EXAMPLE 7 A contact lens to be disinfected is immersed in 10 ml of the composition identified in Example 6. The contact lens is maintained in this material overnight, that is for about 12 hours. Afterwards, the lens is removed from the composition, washed thoroughly with a preserved, buffered saline solution and placed in the wearer's eye for safe and comfortable wear. It is found that the above-noted contacting with the composition identified in Example 6 disinfects the contact lens.

EXAMPLE 8

Example 7 is repeated except that after the 12 hour period of time an enzyme-containing tablet is added to the composition. This tablet includes an effective amount of an alkaline material, for example, sodium bicarbonate, and a buffer to increase and maintain the pH of the resulting composition at about 7.5, and a sufficient amount of an enzyme to destroy or degrade (render innocuous) the peptide nanotubes present in the resulting composition. After about 4 hours or until substantially all of the nanotubes are destroyed, the lens is removed from the resulting composition, washed thoroughly with a preserved, buffered saline solution and placed in the wearer's eye for safe and comfortable wear. It is found that the above-noted contacting with the composition identified in Example 6 disinfects the contact lens. The use of the enzyme-containing tablet provides additional insurance that the wearer's eye is not be exposed to active antimicrobial peptide nanotubes.

EXAMPLE 9

Example 8 is repeated except that the enzyme- containing tablet is coated with a delayed release coating and this coated tablet is immersed in the composition identified in Example 6 at the same time the contact lens is so immersed. The coating acts to delay the release of the enzyme-containing tablet in the composition for about 4 to about 8 hours. After the 12 hour period of time, it is found that the contact lens is disinfected and substantially all the antimicrobial peptide nanotubes are degraded. The disinfected lens is removed from the resulting composition, washed thoroughly with a preserved, buffered saline solution and placed in the wearer's eye for safe and comfortable wear.

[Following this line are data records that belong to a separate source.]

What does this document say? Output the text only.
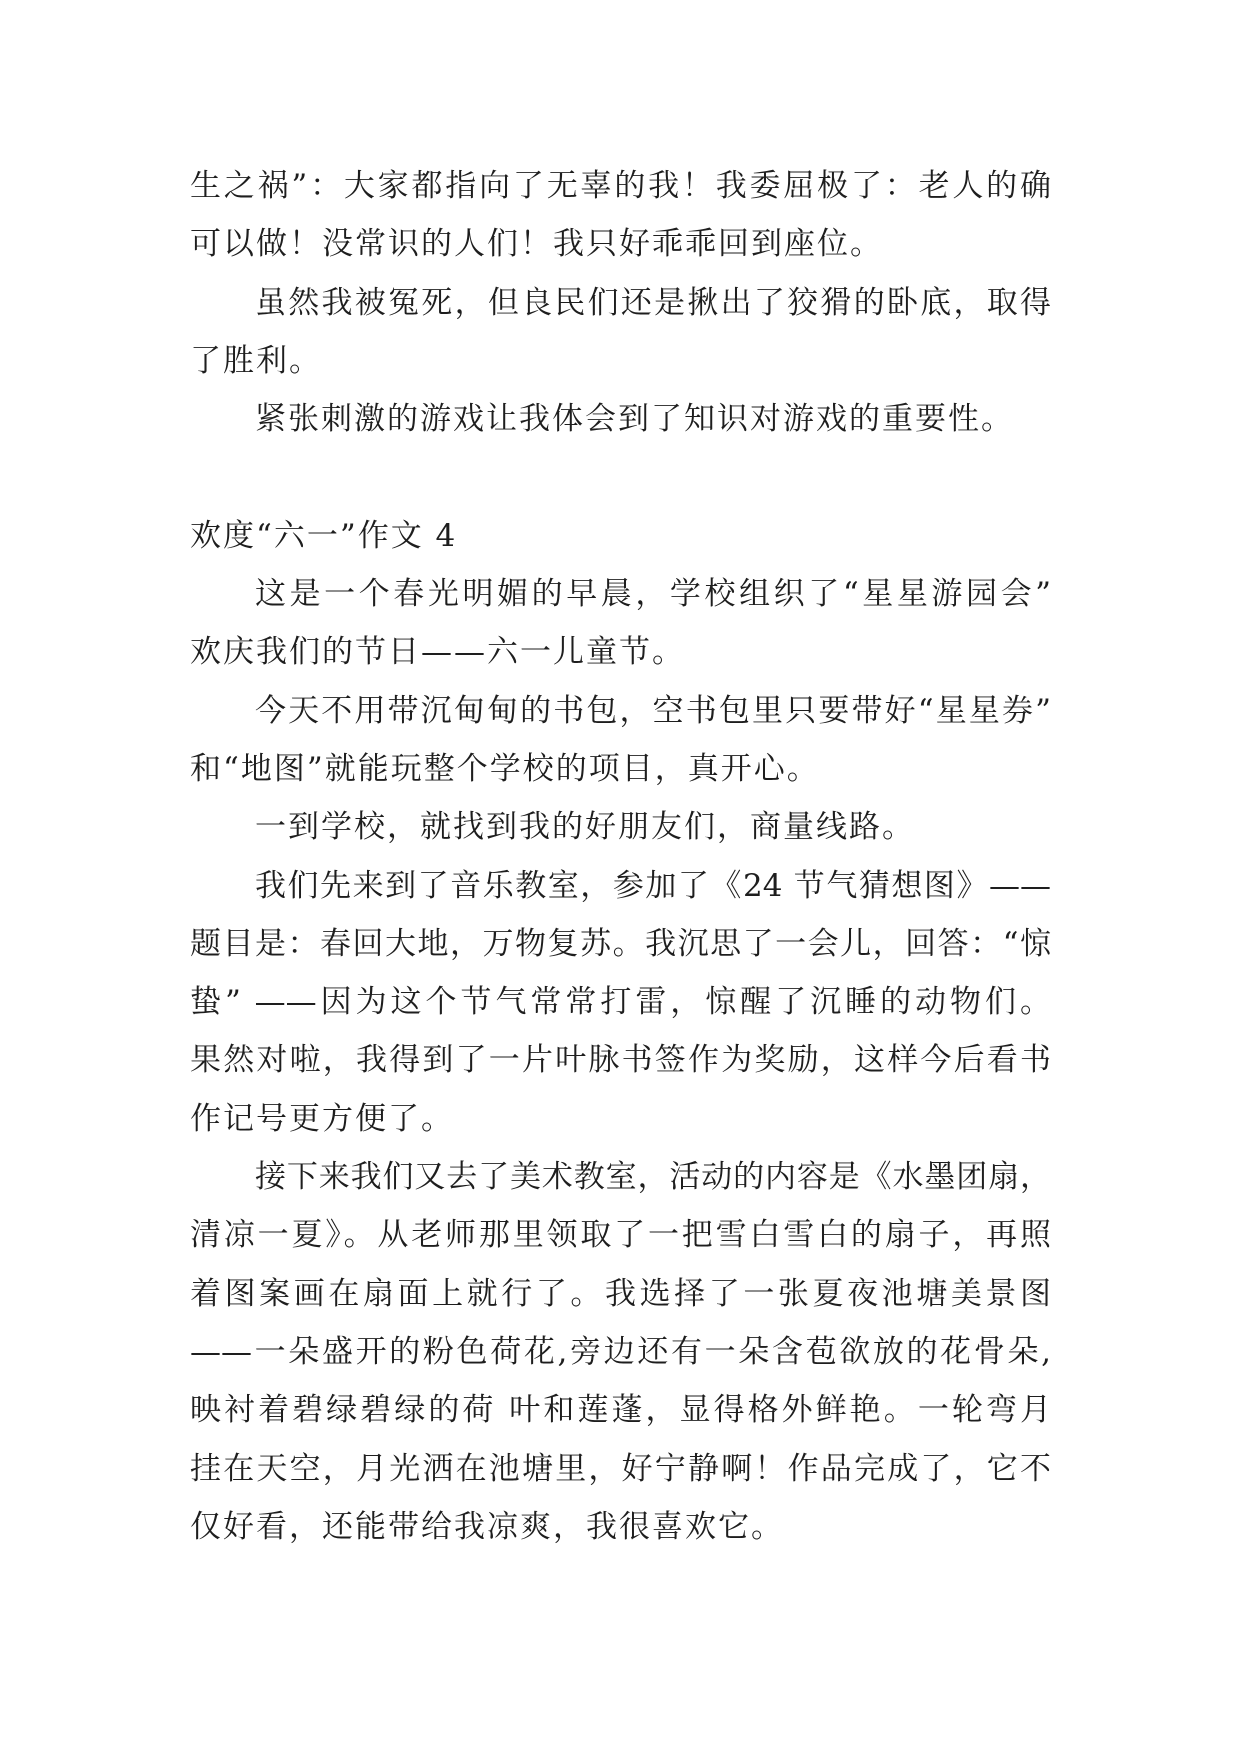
生之祸”：大家都指向了无辜的我！我委屈极了：老人的确
可以做！没常识的人们！我只好乖乖回到座位。
虽然我被冤死，但良民们还是揪出了狡猾的卧底，取得
了胜利。
紧张刺激的游戏让我体会到了知识对游戏的重要性。
欢度“六一”作文 4
这是一个春光明媚的早晨，学校组织了“星星游园会”
欢庆我们的节日——六一儿童节。
今天不用带沉甸甸的书包，空书包里只要带好“星星券”
和“地图”就能玩整个学校的项目，真开心。
一到学校，就找到我的好朋友们，商量线路。
我们先来到了音乐教室，参加了《24 节气猜想图》——
题目是：春回大地，万物复苏。我沉思了一会儿，回答：“惊
蛰” ——因为这个节气常常打雷，惊醒了沉睡的动物们。
果然对啦，我得到了一片叶脉书签作为奖励，这样今后看书
作记号更方便了。
接下来我们又去了美术教室，活动的内容是《水墨团扇，
清凉一夏》。从老师那里领取了一把雪白雪白的扇子，再照
着图案画在扇面上就行了。我选择了一张夏夜池塘美景图
——一朵盛开的粉色荷花,旁边还有一朵含苞欲放的花骨朵,
映衬着碧绿碧绿的荷 叶和莲蓬，显得格外鲜艳。一轮弯月
挂在天空，月光洒在池塘里，好宁静啊！作品完成了，它不
仅好看，还能带给我凉爽，我很喜欢它。
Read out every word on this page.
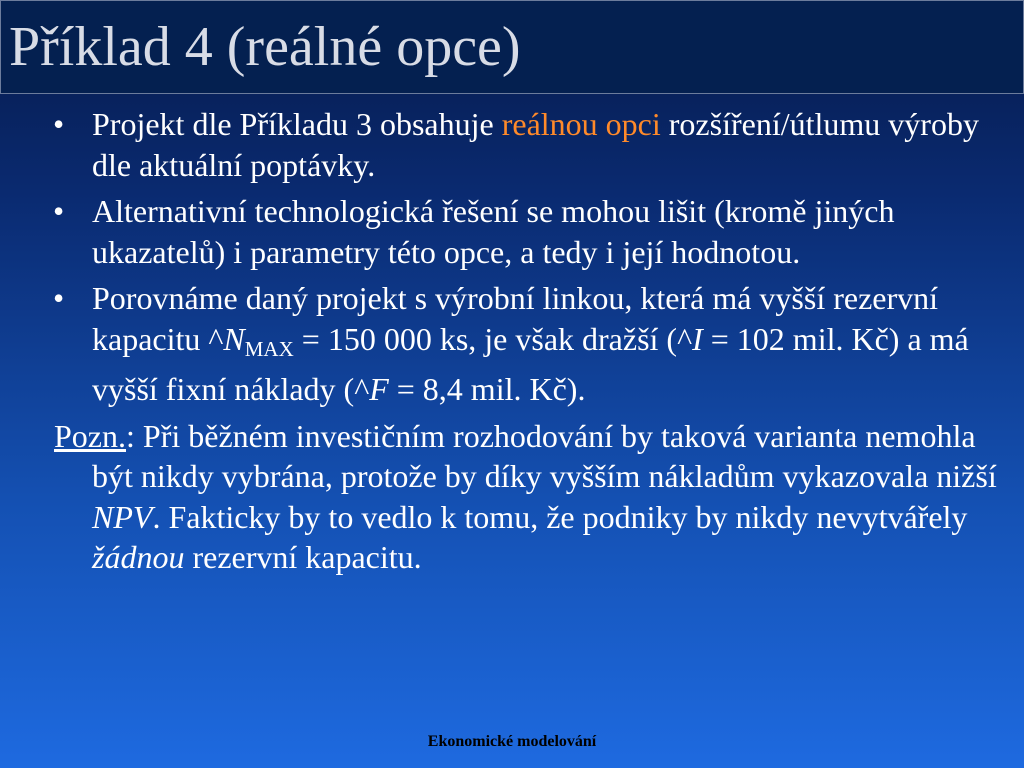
Příklad 4 (reálné opce)
• Projekt dle Příkladu 3 obsahuje reálnou opci rozšíření/útlumu výroby dle aktuální poptávky.
• Alternativní technologická řešení se mohou lišit (kromě jiných ukazatelů) i parametry této opce, a tedy i její hodnotou.
• Porovnáme daný projekt s výrobní linkou, která má vyšší rezervní kapacitu $\^{}N_{MAX} = 150$ 000 ks, je však dražší (^I = 102 mil. Kč) a má vyšší fixní náklady (^F = 8,4 mil. Kč).
Pozn.: Při běžném investičním rozhodování by taková varianta nemohla být nikdy vybrána, protože by díky vyšším nákladům vykazovala nižší NPV. Fakticky by to vedlo k tomu, že podniky by nikdy nevytvářely žádnou rezervní kapacitu.
Ekonomické modelování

EXAMPLE 10 Example 7 is repeated except that the composition used includes only 5 ppm of cyclo [- (Trp-D-Leu) ₃ -Gln-D-Leu] and, in addition, includes 0.5 ppm PHMB. It is found that this composition disinfects the contact lens and that, after the lens is washed thoroughly with preserved, buffered saline solution, the disinfected contact lens can be placed in the wearer's eye for safe and comfortable wear. The present compositions and methods provide very effective antimicrobial activity useful in caring for, for example, disinfecting, contact lenses and in preserving contact lens care products. In addition, this antimicrobial activity is obtained without undue risk of irritating sensitive ocular tissue.

While this invention has been described with respect to various specific examples and embodiments, it is to be understood that the invention is not limited thereto and

that it can be variously practiced within the scope of the following claims.